Le telecamere di sorveglianza con riconoscimento facciale insieme ai telefoni cellulari costruiscono un sistema di controllo dei minimi atteggiamenti di tutte le persone ovunque arrivi Internet. Il primo problema sottovalutato dell’intelligenza artificiale, al momento, non è il fatto che si trova sempre meno nelle mani degli umani, ma che si tratta di un gigantesco sistema di sorveglianza che nessun regime totalitario ha mai avuto. Inoltre, quando utilizziamo l’IA non dovremmo mai dimenticare che gli algoritmi non hanno vita propria, ma sono stati creati dal sistema per migliorare i suoi profitti, approfondendo il controllo delle nostre menti, in fondo la storia del capitalismo, pensiamo al Taylorismo e al Fordismo, è proprio questa. Una cosa è certa, dice Raúl Zibechi, “emergeranno forme di controllo nuove e più sofisticate, perché chi sta in basso trova sempre il modo di resistere e superare in astuzia chi sta in alto…”

La diffusione dell’intelligenza artificiale (AI) e la naturalizzazione dei suoi risultati non vanno di pari passo con la comprensione dei suoi meccanismi, di chi la promuove, con quali interessi e obiettivi.

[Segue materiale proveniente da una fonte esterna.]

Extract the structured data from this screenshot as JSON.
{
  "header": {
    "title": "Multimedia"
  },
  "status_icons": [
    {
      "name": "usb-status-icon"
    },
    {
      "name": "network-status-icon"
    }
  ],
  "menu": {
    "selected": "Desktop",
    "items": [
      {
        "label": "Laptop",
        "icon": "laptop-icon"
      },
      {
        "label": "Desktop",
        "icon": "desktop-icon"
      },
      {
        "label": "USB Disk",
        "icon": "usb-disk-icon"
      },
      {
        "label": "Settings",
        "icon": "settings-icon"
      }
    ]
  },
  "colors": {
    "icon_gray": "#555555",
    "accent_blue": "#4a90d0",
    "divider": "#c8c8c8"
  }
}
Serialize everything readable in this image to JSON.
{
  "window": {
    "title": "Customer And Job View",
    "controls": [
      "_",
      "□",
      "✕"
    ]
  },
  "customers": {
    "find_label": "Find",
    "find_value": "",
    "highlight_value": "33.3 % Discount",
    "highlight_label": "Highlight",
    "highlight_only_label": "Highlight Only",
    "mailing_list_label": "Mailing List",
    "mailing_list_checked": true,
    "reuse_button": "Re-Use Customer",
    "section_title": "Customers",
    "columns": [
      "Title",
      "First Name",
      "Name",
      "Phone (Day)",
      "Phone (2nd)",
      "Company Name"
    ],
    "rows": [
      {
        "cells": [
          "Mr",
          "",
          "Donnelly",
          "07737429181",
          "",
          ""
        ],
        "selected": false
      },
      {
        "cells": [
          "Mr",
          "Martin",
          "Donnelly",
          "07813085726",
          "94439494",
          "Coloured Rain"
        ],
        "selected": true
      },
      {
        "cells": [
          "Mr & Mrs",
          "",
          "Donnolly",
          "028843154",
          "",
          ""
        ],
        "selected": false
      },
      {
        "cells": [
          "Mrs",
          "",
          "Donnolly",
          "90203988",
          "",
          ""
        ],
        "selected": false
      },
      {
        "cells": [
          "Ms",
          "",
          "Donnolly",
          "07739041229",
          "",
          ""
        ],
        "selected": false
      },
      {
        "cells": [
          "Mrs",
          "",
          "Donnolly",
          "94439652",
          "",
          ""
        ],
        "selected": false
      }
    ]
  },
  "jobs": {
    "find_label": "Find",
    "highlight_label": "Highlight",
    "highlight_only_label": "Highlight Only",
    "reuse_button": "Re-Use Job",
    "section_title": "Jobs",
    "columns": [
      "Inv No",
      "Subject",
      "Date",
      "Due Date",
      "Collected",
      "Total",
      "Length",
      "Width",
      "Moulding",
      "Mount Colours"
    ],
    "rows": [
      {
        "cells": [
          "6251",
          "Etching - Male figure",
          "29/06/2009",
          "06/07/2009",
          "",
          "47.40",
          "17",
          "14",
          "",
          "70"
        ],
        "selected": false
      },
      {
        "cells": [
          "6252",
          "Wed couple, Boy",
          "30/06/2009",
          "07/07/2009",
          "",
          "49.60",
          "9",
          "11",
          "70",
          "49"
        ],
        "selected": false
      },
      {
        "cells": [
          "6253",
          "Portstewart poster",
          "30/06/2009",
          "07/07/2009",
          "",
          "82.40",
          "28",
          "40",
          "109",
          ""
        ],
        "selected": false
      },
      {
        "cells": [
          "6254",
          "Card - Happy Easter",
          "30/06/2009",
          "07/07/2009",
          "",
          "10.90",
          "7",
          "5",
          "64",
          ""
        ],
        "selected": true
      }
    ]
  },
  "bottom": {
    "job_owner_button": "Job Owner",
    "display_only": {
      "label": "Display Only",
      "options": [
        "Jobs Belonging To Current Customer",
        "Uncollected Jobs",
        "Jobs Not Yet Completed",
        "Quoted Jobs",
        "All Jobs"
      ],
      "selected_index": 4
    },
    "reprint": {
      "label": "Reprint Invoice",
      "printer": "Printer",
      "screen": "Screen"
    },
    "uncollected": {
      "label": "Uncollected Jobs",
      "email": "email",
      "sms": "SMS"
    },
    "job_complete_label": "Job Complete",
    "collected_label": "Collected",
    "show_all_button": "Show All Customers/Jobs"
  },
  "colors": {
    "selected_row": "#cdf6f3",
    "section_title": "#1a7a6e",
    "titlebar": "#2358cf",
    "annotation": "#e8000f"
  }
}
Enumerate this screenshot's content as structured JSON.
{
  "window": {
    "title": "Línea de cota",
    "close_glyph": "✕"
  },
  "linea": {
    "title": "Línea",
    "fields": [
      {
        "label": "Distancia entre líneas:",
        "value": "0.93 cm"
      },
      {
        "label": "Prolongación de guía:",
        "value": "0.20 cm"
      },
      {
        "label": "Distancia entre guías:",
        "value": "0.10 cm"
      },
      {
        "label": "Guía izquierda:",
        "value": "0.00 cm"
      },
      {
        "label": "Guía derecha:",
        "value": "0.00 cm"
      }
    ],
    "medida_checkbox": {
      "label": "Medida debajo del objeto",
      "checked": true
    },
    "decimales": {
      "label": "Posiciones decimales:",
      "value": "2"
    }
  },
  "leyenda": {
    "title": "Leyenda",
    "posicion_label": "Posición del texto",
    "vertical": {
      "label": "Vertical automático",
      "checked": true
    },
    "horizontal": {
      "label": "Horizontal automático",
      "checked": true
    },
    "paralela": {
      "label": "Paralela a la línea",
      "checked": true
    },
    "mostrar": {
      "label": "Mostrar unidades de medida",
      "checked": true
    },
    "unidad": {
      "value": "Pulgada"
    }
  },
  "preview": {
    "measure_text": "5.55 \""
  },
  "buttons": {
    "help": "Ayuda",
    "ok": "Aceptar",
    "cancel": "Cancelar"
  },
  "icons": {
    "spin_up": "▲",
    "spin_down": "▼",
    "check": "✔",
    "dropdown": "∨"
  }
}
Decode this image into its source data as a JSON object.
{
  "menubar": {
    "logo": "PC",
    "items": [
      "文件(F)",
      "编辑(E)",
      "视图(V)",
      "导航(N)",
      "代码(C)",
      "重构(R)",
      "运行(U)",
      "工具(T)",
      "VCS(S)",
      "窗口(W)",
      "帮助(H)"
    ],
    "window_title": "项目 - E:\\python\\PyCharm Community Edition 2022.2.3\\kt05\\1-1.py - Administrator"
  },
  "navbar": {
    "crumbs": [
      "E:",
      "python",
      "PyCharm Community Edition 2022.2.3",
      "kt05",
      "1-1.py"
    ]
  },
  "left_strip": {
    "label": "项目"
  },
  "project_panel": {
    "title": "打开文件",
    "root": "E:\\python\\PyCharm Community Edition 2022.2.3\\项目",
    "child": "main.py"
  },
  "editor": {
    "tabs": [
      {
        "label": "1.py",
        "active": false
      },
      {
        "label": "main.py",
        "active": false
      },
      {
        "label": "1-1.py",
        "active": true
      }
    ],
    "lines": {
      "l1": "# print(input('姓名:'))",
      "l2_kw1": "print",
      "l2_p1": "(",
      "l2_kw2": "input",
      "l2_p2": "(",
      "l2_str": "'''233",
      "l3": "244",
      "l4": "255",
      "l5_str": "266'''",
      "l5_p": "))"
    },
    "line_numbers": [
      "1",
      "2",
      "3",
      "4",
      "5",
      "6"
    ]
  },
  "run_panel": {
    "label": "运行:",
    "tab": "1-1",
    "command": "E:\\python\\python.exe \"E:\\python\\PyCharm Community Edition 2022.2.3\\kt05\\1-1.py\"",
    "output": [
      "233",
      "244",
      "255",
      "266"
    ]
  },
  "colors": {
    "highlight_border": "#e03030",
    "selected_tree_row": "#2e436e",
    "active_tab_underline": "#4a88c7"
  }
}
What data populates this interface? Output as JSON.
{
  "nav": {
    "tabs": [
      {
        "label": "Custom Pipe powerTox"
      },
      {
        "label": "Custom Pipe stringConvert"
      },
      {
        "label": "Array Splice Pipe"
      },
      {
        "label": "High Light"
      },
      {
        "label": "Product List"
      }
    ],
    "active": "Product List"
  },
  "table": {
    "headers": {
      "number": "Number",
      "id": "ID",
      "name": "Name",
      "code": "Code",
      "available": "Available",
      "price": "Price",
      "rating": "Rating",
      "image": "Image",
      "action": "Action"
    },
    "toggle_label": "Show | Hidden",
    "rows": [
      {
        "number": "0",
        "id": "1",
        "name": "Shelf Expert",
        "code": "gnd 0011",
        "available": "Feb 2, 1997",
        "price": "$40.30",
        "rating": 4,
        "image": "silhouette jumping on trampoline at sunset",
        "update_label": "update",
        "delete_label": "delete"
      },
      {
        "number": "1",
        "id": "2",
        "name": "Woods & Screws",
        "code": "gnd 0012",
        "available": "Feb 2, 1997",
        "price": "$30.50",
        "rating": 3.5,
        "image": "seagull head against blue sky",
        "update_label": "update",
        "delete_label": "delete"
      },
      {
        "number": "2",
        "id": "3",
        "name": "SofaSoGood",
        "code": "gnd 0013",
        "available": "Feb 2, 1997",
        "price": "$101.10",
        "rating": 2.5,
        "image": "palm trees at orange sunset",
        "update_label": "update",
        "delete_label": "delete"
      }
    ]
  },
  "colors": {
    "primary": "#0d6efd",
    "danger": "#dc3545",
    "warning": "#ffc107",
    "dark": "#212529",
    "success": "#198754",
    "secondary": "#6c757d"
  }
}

Se non facciamo questo esercizio, saremo vittime passive in modi che non conosciamo.

In una recente intervistalo storico e filosofo Yuval Harari sostiene che l’intelligenza artificiale consente “una sorveglianza totale che pone fine a ogni libertà”. Egli avverte che la capacità di sorveglianza supera di gran lunga quella di qualsiasi dittatura o regime totalitario, poiché attraverso telecamere di sorveglianza con capacità di riconoscimento facciale e telefoni cellulari, si ha la capacità di controllare i minimi atteggiamenti di tutte le persone ovunque arrivi Internet.

Personalmente ho verificato che mi inviano pubblicità di prodotti o marchi di cui sto parlando con la mia famiglia e i miei amici, quasi immediatamente. Sappiamo che l’intelligenza artificiale ci consente di ascoltare qualsiasi conversazione, non importa quanto intima, e ogni movimento e comunicazione che facciamo tramite i telefoni cellulari.

Harari dice che “l’intelligenza artificiale è diversa da qualsiasi tecnologia inventata in precedenza”, perché a differenza delle tecnologie precedenti, non è nelle mani degli esseri umani né è uno strumento che deve essere attivato dalle persone, ma piuttosto “un agente indipendente” che ha la capacità di prendere le proprie decisioni “da solo”. Sostiene che nei media, che “costituiscono la base di una democrazia su larga scala”, non sono più gli editori a prendere le decisioni editoriali, ma piuttosto “sono gli algoritmi a decidere quale dovrebbe essere la storia consigliata”.